Second Law: Resultant Force
- Resultant force equals mass x acceleration: \( \sum \vec{F} = m \vec{a} \).
- In one dimension, apply the signed form \( F_\text{resultant} = ma \). On slopes, resolve along and perpendicular to the plane before substituting.
- Weight provides a classic proof: \( W = mg \) emerges from this law when the only force causing vertical acceleration is gravity.
Third Law: Action-Reaction Pairs
- For every force object A exerts on object B, object B exerts an equal and opposite force of the same type on object A.
- Action-reaction forces act on different objects. Do not pair weight and normal contact force--they act on one object and balance via equilibrium, not Newton's third law.
Worked Example: Sled with Friction
A ( \pu{12 kg} ) sled is pulled on level ground by a rope at ( 30^\circ ) above the horizontal with a tension of ( \pu{55 N} ). The kinetic friction coefficient is 0.15.
- Resolve tension: horizontal ( T_x = \pu{55 N} \cos 30^\circ = \pu{47.6 N} ), vertical ( T_y = \pu{55 N} \sin 30^\circ = \pu{27.5 N} ).
- Normal reaction: ( R = mg - T_y = \pu{12 kg} \times \pu{9.81 m.s-2} - \pu{27.5 N} \approx \pu{90.2 N} ).
- Friction: ( F_f = 0.15 \times R \approx \pu{13.5 N} ).
- Resultant horizontal force: ( F = T_x - F_f \approx \pu{34.1 N} ).
- Acceleration: ( a = \dfrac{F}{m} \approx \dfrac{34.1}{12} \approx \pu{2.84 m.s-2} ).
Vector Addition & Resolution
- Combine forces graphically (head-to-tail) or analytically via components.
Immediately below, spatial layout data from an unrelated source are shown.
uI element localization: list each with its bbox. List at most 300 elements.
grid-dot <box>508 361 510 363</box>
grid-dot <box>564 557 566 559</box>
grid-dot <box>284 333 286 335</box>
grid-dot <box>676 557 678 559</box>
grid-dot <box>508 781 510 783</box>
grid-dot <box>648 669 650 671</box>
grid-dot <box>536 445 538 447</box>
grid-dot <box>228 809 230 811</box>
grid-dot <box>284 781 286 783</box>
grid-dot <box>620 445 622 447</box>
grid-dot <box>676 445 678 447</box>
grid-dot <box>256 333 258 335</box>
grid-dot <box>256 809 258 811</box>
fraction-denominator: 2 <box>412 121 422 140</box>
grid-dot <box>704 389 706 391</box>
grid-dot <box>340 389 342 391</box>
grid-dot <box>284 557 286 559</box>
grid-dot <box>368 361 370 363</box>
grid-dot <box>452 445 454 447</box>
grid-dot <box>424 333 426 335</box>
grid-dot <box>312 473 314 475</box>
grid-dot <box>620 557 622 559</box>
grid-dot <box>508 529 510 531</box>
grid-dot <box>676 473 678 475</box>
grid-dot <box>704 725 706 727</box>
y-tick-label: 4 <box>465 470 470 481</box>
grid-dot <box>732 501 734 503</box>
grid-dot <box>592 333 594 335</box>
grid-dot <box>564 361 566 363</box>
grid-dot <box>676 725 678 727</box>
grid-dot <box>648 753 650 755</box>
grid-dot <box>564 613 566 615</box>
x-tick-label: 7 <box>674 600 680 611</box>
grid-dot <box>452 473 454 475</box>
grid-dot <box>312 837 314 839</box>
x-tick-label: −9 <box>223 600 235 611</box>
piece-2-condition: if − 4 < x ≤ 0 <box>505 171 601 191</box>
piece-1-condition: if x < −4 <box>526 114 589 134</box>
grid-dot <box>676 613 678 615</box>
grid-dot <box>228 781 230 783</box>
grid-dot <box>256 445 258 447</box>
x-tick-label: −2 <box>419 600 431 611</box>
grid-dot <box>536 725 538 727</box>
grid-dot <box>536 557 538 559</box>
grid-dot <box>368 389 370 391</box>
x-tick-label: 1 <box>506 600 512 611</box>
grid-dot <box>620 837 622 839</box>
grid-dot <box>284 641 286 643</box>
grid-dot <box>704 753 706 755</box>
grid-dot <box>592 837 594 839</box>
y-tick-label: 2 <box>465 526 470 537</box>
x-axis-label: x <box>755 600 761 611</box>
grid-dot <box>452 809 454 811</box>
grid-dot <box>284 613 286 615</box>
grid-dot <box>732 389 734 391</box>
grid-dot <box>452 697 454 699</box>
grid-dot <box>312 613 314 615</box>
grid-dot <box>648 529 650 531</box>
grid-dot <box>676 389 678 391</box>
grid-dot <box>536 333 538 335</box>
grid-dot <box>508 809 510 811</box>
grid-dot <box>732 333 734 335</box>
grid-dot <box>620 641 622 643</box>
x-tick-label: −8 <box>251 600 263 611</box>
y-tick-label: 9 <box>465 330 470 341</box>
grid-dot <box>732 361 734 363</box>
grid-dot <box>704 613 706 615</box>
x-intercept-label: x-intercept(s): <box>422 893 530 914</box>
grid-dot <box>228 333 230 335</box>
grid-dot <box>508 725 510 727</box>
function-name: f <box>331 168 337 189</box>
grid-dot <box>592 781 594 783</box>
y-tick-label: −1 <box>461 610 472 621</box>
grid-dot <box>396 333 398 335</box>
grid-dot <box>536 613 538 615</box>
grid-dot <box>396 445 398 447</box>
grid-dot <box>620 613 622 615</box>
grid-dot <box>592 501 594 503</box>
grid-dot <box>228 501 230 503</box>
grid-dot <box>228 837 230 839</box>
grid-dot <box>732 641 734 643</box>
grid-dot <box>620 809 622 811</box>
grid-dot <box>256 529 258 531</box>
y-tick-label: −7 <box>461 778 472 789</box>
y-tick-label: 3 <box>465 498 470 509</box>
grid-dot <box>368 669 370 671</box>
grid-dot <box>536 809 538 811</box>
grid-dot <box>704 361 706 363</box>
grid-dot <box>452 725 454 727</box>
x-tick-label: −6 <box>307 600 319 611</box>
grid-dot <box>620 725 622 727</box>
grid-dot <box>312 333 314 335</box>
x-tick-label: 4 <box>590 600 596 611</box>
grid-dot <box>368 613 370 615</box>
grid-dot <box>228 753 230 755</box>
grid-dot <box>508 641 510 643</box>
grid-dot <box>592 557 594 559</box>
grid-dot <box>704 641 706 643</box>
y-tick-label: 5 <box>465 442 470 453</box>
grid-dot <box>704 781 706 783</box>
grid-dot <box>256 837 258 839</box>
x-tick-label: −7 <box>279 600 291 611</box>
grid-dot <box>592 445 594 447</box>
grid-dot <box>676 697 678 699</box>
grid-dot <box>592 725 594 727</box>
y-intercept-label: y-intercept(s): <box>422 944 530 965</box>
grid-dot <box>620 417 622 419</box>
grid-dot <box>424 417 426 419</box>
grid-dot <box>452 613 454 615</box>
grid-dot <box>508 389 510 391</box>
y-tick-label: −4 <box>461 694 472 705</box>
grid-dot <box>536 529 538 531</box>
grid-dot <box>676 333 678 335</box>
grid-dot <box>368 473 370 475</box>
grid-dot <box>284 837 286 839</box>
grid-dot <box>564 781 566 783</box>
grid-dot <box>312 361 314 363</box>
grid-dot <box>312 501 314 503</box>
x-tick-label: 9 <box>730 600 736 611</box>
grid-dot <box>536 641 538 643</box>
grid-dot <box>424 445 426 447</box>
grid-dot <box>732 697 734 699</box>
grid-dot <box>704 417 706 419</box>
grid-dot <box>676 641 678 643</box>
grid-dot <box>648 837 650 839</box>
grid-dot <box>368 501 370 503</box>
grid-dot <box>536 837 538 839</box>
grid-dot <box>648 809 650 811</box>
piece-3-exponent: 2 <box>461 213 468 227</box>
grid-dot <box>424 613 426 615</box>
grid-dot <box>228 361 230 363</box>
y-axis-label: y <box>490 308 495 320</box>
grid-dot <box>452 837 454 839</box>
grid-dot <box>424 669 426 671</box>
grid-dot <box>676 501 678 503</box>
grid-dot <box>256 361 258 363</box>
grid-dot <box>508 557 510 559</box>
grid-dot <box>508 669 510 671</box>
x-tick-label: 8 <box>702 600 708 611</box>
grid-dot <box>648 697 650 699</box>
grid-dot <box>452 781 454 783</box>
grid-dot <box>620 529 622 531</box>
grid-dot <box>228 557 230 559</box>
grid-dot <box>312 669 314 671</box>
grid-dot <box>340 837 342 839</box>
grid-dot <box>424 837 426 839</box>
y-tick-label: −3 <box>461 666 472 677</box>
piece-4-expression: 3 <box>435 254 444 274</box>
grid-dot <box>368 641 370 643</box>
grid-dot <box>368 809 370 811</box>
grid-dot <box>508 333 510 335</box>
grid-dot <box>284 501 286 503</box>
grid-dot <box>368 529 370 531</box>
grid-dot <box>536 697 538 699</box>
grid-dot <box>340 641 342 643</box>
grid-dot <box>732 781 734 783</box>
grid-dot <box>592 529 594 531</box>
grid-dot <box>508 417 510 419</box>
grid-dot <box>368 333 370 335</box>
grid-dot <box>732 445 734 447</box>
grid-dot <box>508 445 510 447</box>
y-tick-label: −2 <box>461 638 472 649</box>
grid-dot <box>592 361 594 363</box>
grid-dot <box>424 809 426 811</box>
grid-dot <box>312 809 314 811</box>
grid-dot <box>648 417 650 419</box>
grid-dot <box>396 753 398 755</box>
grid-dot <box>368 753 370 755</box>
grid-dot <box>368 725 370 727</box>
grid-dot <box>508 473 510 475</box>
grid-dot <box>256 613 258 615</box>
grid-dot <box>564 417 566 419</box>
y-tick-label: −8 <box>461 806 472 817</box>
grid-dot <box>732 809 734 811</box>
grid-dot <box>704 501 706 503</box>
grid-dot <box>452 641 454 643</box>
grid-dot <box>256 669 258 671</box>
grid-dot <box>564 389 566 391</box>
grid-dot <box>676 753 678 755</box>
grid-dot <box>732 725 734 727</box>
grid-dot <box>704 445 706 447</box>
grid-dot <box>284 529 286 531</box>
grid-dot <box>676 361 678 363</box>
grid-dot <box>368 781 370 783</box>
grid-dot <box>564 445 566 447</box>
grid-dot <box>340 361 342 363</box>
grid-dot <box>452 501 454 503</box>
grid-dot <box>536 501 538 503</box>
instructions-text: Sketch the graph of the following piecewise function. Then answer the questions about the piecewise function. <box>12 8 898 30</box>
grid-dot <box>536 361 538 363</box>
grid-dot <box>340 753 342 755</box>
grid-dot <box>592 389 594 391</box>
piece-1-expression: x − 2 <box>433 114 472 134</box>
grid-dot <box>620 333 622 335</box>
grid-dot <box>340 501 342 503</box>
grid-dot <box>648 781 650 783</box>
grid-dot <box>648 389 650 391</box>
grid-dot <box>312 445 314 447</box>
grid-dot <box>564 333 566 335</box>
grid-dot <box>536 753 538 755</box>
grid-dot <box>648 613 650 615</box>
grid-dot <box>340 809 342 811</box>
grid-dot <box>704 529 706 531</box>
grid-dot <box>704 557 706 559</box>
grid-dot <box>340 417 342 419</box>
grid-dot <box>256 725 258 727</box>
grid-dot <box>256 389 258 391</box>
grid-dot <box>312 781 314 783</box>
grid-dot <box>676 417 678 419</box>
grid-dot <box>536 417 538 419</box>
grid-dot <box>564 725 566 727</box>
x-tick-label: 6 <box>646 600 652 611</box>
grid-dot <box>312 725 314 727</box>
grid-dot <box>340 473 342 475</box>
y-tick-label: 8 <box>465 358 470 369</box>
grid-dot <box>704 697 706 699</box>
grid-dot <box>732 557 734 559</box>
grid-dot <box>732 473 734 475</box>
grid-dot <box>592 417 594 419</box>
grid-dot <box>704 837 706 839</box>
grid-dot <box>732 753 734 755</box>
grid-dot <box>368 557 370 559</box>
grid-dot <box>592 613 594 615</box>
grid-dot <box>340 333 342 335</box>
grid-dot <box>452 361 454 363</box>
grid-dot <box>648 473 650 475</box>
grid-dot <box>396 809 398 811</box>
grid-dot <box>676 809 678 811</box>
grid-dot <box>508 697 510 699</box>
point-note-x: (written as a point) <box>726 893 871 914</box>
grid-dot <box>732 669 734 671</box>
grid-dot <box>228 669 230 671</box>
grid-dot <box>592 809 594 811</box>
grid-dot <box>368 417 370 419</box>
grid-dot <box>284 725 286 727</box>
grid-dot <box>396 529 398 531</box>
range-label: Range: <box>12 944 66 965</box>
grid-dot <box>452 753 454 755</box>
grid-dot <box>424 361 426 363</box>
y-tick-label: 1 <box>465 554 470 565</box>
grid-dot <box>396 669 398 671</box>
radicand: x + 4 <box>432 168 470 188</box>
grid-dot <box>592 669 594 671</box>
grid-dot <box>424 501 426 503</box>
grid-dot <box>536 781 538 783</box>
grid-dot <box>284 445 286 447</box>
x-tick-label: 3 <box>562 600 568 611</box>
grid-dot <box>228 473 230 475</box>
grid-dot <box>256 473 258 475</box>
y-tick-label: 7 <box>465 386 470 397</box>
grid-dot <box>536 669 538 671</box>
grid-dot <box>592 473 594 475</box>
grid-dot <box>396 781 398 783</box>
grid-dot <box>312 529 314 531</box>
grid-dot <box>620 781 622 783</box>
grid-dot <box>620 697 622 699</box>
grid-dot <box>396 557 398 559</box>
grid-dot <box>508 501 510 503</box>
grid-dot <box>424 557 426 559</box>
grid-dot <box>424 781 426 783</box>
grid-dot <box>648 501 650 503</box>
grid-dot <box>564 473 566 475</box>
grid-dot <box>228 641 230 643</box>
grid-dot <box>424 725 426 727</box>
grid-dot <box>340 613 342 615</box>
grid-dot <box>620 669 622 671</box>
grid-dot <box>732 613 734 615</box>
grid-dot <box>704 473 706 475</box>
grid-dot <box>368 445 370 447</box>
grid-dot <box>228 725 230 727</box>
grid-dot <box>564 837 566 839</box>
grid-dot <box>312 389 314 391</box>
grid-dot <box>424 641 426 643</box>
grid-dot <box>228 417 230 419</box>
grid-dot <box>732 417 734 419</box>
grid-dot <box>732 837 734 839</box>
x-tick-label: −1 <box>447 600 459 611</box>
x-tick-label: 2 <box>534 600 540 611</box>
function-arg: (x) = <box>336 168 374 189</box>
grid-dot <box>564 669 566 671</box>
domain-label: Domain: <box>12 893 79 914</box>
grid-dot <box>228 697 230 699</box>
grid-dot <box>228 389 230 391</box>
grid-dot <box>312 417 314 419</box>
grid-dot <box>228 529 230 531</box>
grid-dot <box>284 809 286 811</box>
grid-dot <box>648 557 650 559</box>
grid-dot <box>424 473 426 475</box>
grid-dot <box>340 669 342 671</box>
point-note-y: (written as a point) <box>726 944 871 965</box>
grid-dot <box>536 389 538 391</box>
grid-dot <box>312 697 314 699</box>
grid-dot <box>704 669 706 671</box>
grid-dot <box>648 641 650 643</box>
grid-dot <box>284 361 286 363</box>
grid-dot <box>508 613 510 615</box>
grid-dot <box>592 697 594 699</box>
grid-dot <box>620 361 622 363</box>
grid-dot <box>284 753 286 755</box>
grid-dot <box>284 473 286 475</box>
- For perpendicular components \( F_x \) and \( F_y \), the magnitude of the resultant is \( F = \sqrt{F_x^2 + F_y^2} \) and its direction is \( \tan \theta = \dfrac{F_y}{F_x} \).
- Resolving a single force \( F \) at angle \( \theta \) gives \( F_x = F \cos \theta \) and \( F_y = F \sin \theta \). Use this to simplify slope problems and tension networks.
Key Takeaways
- Always start with a free-body diagram and clear force labels.
- Use \( W = mg \) and \( \rho = \dfrac{m}{V} \) to switch between gravitational and density language.
- Decide if forces balance (equilibrium) or not before jumping into \( F = ma \).
- When in doubt, resolve forces into perpendicular components and check that you obey Newton's third-law pairings across bodies, not within a single diagram.